Haku memalingkan wajahnya. Ada rasa enggan dan kesedihan yang dapat Naruto lihat dari manik coklat di depannya. Melihat sikap Haku yang masih bungkam, membuat Naruto geram.

"Kalau kau diam saja, bagaimana aku tahu!"

"Aku tidak butuh kau untuk memahaminya, Baka-Naru!" manik coklat itu sedikit melebar, terkejut dengan apa yang ia katakan sendiri.

Naruto memandang Haku datar, 'Baka-Naru' panggilan yang kadang Haku lontarkan untuknya. Remaja pirang itu tertawa miris, mengingat banyaknya hal yang mereka bertiga lakukan dulu. Kesenangan, kebahagiaan saat semua orang yang kau sayangi, ada untukmu. Namun semenjak Haku menghilang tiba-tiba, semua berubah.

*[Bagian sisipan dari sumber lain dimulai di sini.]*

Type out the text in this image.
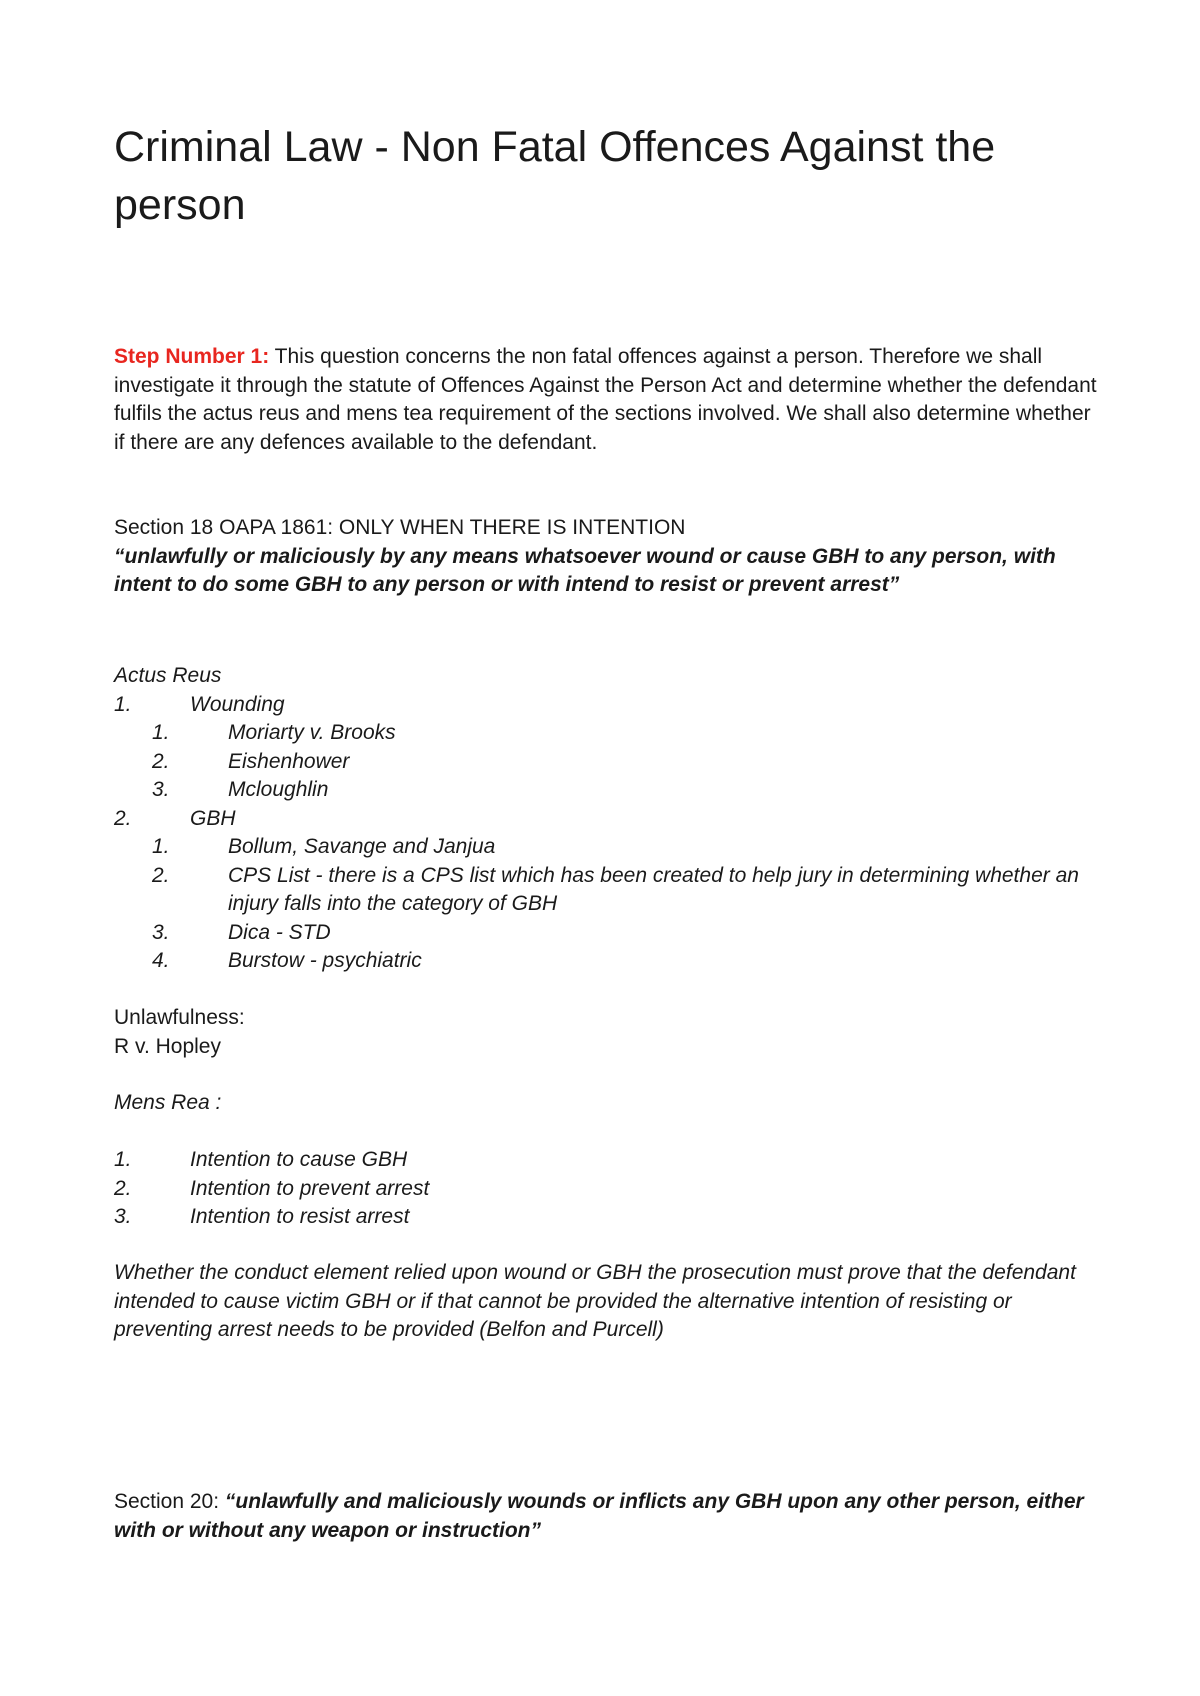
Criminal Law - Non Fatal Offences Against the person

Step Number 1: This question concerns the non fatal offences against a person. Therefore we shall investigate it through the statute of Offences Against the Person Act and determine whether the defendant fulfils the actus reus and mens tea requirement of the sections involved. We shall also determine whether if there are any defences available to the defendant.

Section 18 OAPA 1861: ONLY WHEN THERE IS INTENTION
“unlawfully or maliciously by any means whatsoever wound or cause GBH to any person, with intent to do some GBH to any person or with intend to resist or prevent arrest”

Actus Reus
1.	Wounding
1.	Moriarty v. Brooks
2.	Eishenhower
3.	Mcloughlin
2.	GBH
1.	Bollum, Savange and Janjua
2.	CPS List - there is a CPS list which has been created to help jury in determining whether an injury falls into the category of GBH
3.	Dica - STD
4.	Burstow - psychiatric

Unlawfulness:
R v. Hopley

Mens Rea :
1.	Intention to cause GBH
2.	Intention to prevent arrest
3.	Intention to resist arrest

Whether the conduct element relied upon wound or GBH the prosecution must prove that the defendant intended to cause victim GBH or if that cannot be provided the alternative intention of resisting or preventing arrest needs to be provided (Belfon and Purcell)

Section 20: “unlawfully and maliciously wounds or inflicts any GBH upon any other person, either with or without any weapon or instruction”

Lelaki cantik itu memalingkan wajahnya, bagaimana bisa emosinya meluap seperti itu. kedua tangannya terkepal erat, bibirnya terkatup rapat. Ingatan tentang masa lalu lagi-lagi berputar tanpa henti. Sosok Hinata dan Naruto yang selalu bersama dengan senyum serta tawa dengan nuasana hangat. kehangatan yang berbeda, kehangatan yang tidak seharusnya ia masuki. Karena lingkaran itu hanyalah khusus untuk mereka berdua.

.

.

.

"Lihatlah! Hinata-sama dan Naruto-sama memang serasi."

Haku menghentikan langkahnya, saat suara salah satu youkai menarik perhatiannya. Tidak jauh dari tempatnya berdiri, sekumpulan youkai rendah tengah memerhatikan kedua temannya dari jauh. Manik coklatnya ikut memperhatikan sosok Hinata dan Naruto, mereka berdua tengah bersandar pada sebuah pohon besar yang rindang.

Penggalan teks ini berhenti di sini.